As I’ve mentioned before, I’m a pretty hefty fan of Fleetwood Mac, and especially champion their output between legendary founding guitarist Peter Green and the Buckingham-Nicks era that shot them into the pantheon of the rock n roll gods.
Sadly, this post nods to the passing of one of F'Mac’s revolving door of guitarists, Bob Weston, who played with the Bob Welch lead version of the band from 1972 to 1974. He played on two of the five albums during this time of the band’s existence, Penguin and Mystery to Me, both of which are arguably the lesser of the Welch era (no fault of Weston's), and yet still grossly underrated and overlooked in the saga of Fleetwood Mac.
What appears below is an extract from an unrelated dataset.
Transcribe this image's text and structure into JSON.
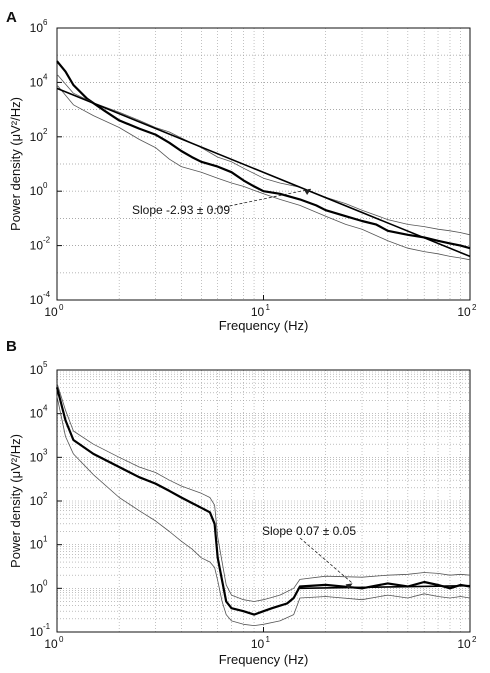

Weston contributed as both vocalist (notably with Christine McVie on Penguin’s Did You Ever Love Me) and songwriter, but it was as a lead/slide guitarist that his abilities really shine, especially on tracks like Remember Me and Why. As the story goes, some dastardly doings in relations with Mick Fleetwood’s wife lead to his dismissal from the band, the subsequent turmoil of which caused Bob Welch to leave later in 1974, opening the door for Buckingham-Nicks and the worldwide glory that would ensue.
As with many of Fleetwood Mac’s guitarists from the earlier days, Weston’s career was at a much lower profile after leaving the band, and most all of his output is difficult to find these days. He did, however, put out a few solo albums and collaborated with such notable folks as Murray Head, Sandy Denny and even contributed to a record by Danny Kirwan (whom he had replaced in F'Mac). More recently he had revived his music career and was to be recording with ex-Stones guitarist Mick Taylor at the time of his untimely death from seemingly natural causes.
Like most of the post-Green, pre-Buckingham-Nicks years, Weston’s role is important in that he helped keep the band together during a highly transitional (though no less creative) period that saw more turmoil than not (though to be honest, F’Mac has always been a band rife with problems, which is part of their magic), as his considerable abilities helped hone the radio friendly sound that would move the remaining members from rather respected obscurity to household names. I’m sure he has a spot reserved for him in the jam line of rock heaven.